En équilibre sur des patins à roulettes, plaisir d’être avec les copains et de se laisser tirer par cette corde qui nous reliait.
J’étais sous le ciel, les pieds creusant les marelles. Je sautais de la terre au ciel en sept sauts. Je redescendais en allant cueillir le galet que je tiens encore dans ma main.
Pour aller de la terre jusqu’au ciel il me fallait prendre le chemin interdit du catéchisme. À l’encontre de mes parents, je voulais savoir.
Le curé jubilait. Il recueillait une brebis de l’autre pâturage. J’étais le modèle qu’il fallait citer en exemple devant mes condisciples, pendant qu’eux peinaient sur une interrogation écrite. Je ne savais rien de ce qui était enseigné, j’étais de passage. Je plantais ma tente et mes questions informulées puis je repartais.
À ma halte je récoltais quelques livres : la vie de Sainte Bernadette, une histoire de Marie, une médaille miraculeuse de Lourdes trouvée par hasard dans les plis d’un fauteuil. Je regardais les images et lisait les courts textes.

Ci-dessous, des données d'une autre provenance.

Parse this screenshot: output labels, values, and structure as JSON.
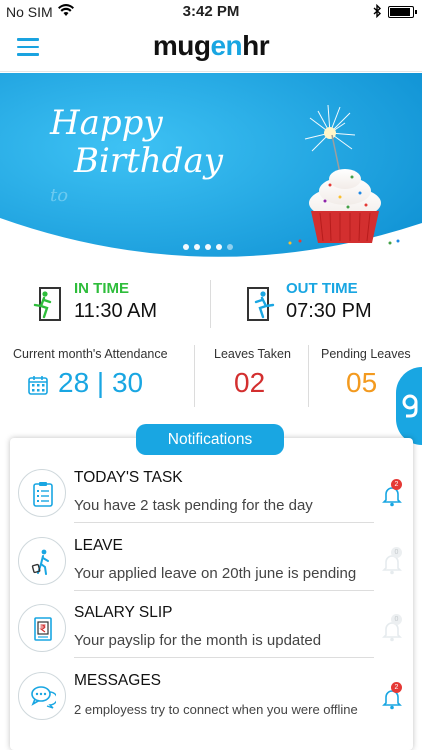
{
  "status_bar": {
    "carrier": "No SIM",
    "time": "3:42 PM",
    "battery_level": 0.95
  },
  "app": {
    "logo_part1": "mug",
    "logo_part2": "en",
    "logo_part3": "hr",
    "brand_color": "#19a6e2"
  },
  "banner": {
    "line1": "Happy",
    "line2": "Birthday",
    "line3": "to",
    "slide_count": 5,
    "active_slide": 5
  },
  "attendance_times": {
    "in_label": "IN TIME",
    "in_value": "11:30 AM",
    "in_color": "#2ebd3b",
    "out_label": "OUT TIME",
    "out_value": "07:30 PM",
    "out_color": "#19a6e2"
  },
  "stats": {
    "attendance_label": "Current month's Attendance",
    "attendance_value": "28 | 30",
    "attendance_color": "#19a6e2",
    "leaves_taken_label": "Leaves Taken",
    "leaves_taken_value": "02",
    "leaves_taken_color": "#d32f2f",
    "pending_leaves_label": "Pending Leaves",
    "pending_leaves_value": "05",
    "pending_leaves_color": "#f39a1f"
  },
  "notifications": {
    "title": "Notifications",
    "items": [
      {
        "title": "TODAY'S TASK",
        "description": "You have 2 task pending for the day",
        "badge": "2",
        "icon": "clipboard-icon",
        "active": true
      },
      {
        "title": "LEAVE",
        "description": "Your applied leave on 20th june is pending",
        "badge": "0",
        "icon": "traveler-icon",
        "active": false
      },
      {
        "title": "SALARY SLIP",
        "description": "Your payslip for the month is updated",
        "badge": "0",
        "icon": "payslip-icon",
        "active": false
      },
      {
        "title": "MESSAGES",
        "description": "2 employess try to connect when you were offline",
        "badge": "2",
        "icon": "chat-icon",
        "active": true
      }
    ]
  }
}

J’allais aussi, les jours de Pentecôte, admirer mes compagnes vêtues de voiles d’organdi, amidonnés juste ce qu’il fallait. Leur voile épousait l’arrondi sur les bas-côtés. De leurs mains, elles basculaient le poignet vers l’arrière et entre leurs doigts pliés, ramenaient le tissu vers l’avant. Souvent des « anglaises » dépassaient du rebord rigide de leur coiffe.
Je regardais défiler cette cohorte de petites mariées entre les bancs de bois. Il faisait toujours beau ce jour-là. Je communiais aux bleus du ciel avec un morceau de brioche bénite.
L’image de Bernadette Soubirous était-elle sortie du livre cette nuit-là ? Avait-elle revêtu la jupe de ma mère pour prier à mon chevet ? C’est ce que l’enfant se demandait. Une image incarnée dans ma mémoire si longtemps après.
La mousse du bain s’est dissoute. La froidure s’insinue. La tête tourne, si peu.
Une chose me dit que je vais vers le centre du cercle. Les traces concentriques se resserrent. J’approche de l’œil du cyclone. Ma mère.
Autre bain, autre temps.
Il pourrait y faire bon, y fait-il bon ? Le liquide doux et chaud m’offre le mouvement facile surtout la nuit lorsque ma mère dort. Elle dort peu. Notre journée commence tôt. À cinq heures elle prend sa chicorée, un peu de pain sans beurre l’époque n’est pas aux fantaisies. Ce moment est assez calme, il me semble la retrouver, mais il est court.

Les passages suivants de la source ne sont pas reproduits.